The threat of open conflict is never very far away, however: a Soviet military map of East Lothian serves as a stark reminder that Scotland, with its array of vital military and communications infrastructures, was very much on the minds of strategists in Moscow. There is a substantial collection of printed material relating to civil defence – the disturbing 1980 booklet Protect and Survive, culmination of a nationwide public information campaign designed to prepare the public for nuclear war, shares a case with samples of satirical counter-propaganda generated by the Campaign for Nuclear Disarmament – as well as a full British Army hazmat suit with respirator, a Civil Defence Corps uniform and motorcycle, and a complete set of radiation and blast monitoring equipment preserved from the underground posts of the Royal Observer Corps.

An annotated map produced by the Scottish Campaign for Nuclear Disarmament in the 1980s. Photo: © National Museums Scotland

By the early 1960s, we are told, Scotland had become ‘the most important forward operating base for the US Navy in Europe’, with a controversial installation at Holy Loch, a stone’s throw from both the UK’s own submarine base at Faslane and Europe’s largest nuclear weapons stockpile at Coulport. Much of the latter part of the exhibition is dedicated to exploring the tensions, both political and personal, that accompanied the arrival of thousands of American military personnel and their families, and the establishment of US-controlled naval bases, surveillance posts, missile arsenals and airfields on Scottish soil. The exhibition works hard here for nuance, with video testimony offering insight into the conflicting attitudes within local communities – between, for instance, those who regarded the American presence as an imposition and those who valued the economic boost to otherwise neglected communities – as well as the louder and more public resistance mounted by anti-nuclear campaigners.
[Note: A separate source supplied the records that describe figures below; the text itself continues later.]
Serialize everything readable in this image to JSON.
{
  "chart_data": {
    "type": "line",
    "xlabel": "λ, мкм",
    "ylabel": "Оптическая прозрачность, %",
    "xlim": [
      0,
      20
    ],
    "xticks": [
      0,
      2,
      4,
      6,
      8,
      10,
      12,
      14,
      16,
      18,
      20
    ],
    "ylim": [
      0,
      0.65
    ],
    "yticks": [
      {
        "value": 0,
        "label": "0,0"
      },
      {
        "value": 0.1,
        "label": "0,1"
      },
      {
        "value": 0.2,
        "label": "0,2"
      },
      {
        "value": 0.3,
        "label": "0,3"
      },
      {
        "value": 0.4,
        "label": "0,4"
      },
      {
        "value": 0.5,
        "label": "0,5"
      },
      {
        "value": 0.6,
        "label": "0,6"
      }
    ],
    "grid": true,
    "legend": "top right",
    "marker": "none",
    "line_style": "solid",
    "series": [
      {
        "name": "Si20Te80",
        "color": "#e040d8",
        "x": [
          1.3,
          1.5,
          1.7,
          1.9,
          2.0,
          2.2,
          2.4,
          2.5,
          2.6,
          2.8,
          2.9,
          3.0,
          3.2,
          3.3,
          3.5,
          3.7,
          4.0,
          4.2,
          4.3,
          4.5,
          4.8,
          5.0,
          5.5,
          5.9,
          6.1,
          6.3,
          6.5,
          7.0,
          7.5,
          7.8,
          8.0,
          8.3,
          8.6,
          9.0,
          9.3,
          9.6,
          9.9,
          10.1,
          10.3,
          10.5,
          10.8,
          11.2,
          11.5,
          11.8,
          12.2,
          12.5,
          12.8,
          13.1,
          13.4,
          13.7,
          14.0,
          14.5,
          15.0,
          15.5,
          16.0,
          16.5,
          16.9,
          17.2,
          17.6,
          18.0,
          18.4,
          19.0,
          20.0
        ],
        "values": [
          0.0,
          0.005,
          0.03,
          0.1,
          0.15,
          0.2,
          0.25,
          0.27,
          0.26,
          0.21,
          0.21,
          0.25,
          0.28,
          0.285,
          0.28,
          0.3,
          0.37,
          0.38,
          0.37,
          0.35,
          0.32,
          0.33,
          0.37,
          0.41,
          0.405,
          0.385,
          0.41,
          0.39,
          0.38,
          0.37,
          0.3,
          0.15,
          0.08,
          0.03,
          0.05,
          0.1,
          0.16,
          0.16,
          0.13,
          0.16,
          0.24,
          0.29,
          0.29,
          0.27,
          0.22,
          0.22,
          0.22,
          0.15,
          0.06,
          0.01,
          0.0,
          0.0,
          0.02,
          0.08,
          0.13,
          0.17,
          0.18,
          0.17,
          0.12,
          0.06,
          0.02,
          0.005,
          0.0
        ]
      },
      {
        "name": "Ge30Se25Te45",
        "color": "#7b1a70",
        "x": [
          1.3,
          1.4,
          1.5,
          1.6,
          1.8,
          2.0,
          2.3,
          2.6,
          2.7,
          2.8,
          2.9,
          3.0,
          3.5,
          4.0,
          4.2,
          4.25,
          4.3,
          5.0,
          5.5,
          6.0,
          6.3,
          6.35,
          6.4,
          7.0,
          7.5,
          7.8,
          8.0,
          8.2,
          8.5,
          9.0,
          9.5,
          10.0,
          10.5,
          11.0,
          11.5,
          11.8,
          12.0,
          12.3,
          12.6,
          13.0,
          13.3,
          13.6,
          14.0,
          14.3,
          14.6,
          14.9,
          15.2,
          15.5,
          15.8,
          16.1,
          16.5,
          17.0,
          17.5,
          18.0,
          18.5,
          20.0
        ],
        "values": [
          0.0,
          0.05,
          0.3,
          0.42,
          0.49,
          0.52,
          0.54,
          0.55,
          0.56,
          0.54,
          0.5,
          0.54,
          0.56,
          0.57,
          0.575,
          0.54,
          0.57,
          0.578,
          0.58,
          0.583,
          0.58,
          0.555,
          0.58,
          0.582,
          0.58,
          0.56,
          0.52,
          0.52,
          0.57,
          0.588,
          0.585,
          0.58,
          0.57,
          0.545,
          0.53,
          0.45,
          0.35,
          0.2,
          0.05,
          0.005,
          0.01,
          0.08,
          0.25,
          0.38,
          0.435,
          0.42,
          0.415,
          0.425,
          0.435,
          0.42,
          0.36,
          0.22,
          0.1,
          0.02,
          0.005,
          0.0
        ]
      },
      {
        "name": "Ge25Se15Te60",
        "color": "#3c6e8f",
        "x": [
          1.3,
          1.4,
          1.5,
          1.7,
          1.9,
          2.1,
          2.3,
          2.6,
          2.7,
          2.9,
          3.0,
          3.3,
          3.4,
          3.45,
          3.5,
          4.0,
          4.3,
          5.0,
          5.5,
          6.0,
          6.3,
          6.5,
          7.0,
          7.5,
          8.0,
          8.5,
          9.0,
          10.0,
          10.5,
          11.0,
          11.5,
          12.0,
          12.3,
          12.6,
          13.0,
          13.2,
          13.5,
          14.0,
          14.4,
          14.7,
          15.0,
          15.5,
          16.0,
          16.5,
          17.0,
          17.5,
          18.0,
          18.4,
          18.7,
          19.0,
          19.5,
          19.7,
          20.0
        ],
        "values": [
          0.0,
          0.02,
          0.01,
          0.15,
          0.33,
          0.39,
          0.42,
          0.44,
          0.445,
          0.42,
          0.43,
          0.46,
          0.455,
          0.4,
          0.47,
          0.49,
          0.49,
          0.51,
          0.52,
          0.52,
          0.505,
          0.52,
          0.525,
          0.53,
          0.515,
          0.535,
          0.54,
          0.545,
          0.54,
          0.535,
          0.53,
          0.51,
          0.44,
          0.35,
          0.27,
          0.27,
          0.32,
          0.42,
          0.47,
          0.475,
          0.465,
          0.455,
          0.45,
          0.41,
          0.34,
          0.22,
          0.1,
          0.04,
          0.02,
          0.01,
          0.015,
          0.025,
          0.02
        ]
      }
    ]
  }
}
These protesters are well represented both in the form of flyers and posters and through recordings, with the veteran CND activist Kristin Barrett recounting a trip to the American embassy in London in a borrowed van to deliver a mock-up of a cruise missile made out of cardboard carpet tubes. The anti-nuclear protest movement provides some of the exhibition’s most interesting and entertaining material, including a huge collection of riotously colourful button badges, ranging from the predictable (‘Socialists Against the Bomb’) to the whimsical (‘Anagram Lovers Both Sting a Beam’) by way of some admirably terrible wordplay (‘Gardeners for a Nuclear Free Fuchsia!’). There is a measure of curatorial wit, too, in the decision to display these symbols of protest scattered haphazardly across a pin-board, face-to-face with six neat regimental ties in different tartans commissioned by various US military units stationed in Scotland.

A protest rattle made from a laundry detergent bottle used on the Peace March that took place in Scotland in 1982. Photo: © National Museums Scotland

Meanwhile, ordinary Scots and Soviet citizens continued to meet from time to time on friendly terms. One end of the gallery is dominated by a giant hammer and sickle presented to a Shetlander by the crew of a Soviet fishing factory ship; another case displays an array of Sputnik-themed tourist memorabilia, travel itineraries from Intourist (the Soviet state travel bureau) and a remarkable 1960s evening dress made from silk brought home by a British tourist from a visit to Samarkand, in present-day Uzbekistan, then the Uzbek Soviet Socialist Republic. Exhibits such as these serve as evidence that, even under the shadow of mutual assured destruction and the surveillance of their respective governments, people continued to travel, trade and forge lasting connections across the Iron Curtain.

‘Cold War Scotland’ is at the National Museum of Scotland, Edinburgh, until 26 January 2025.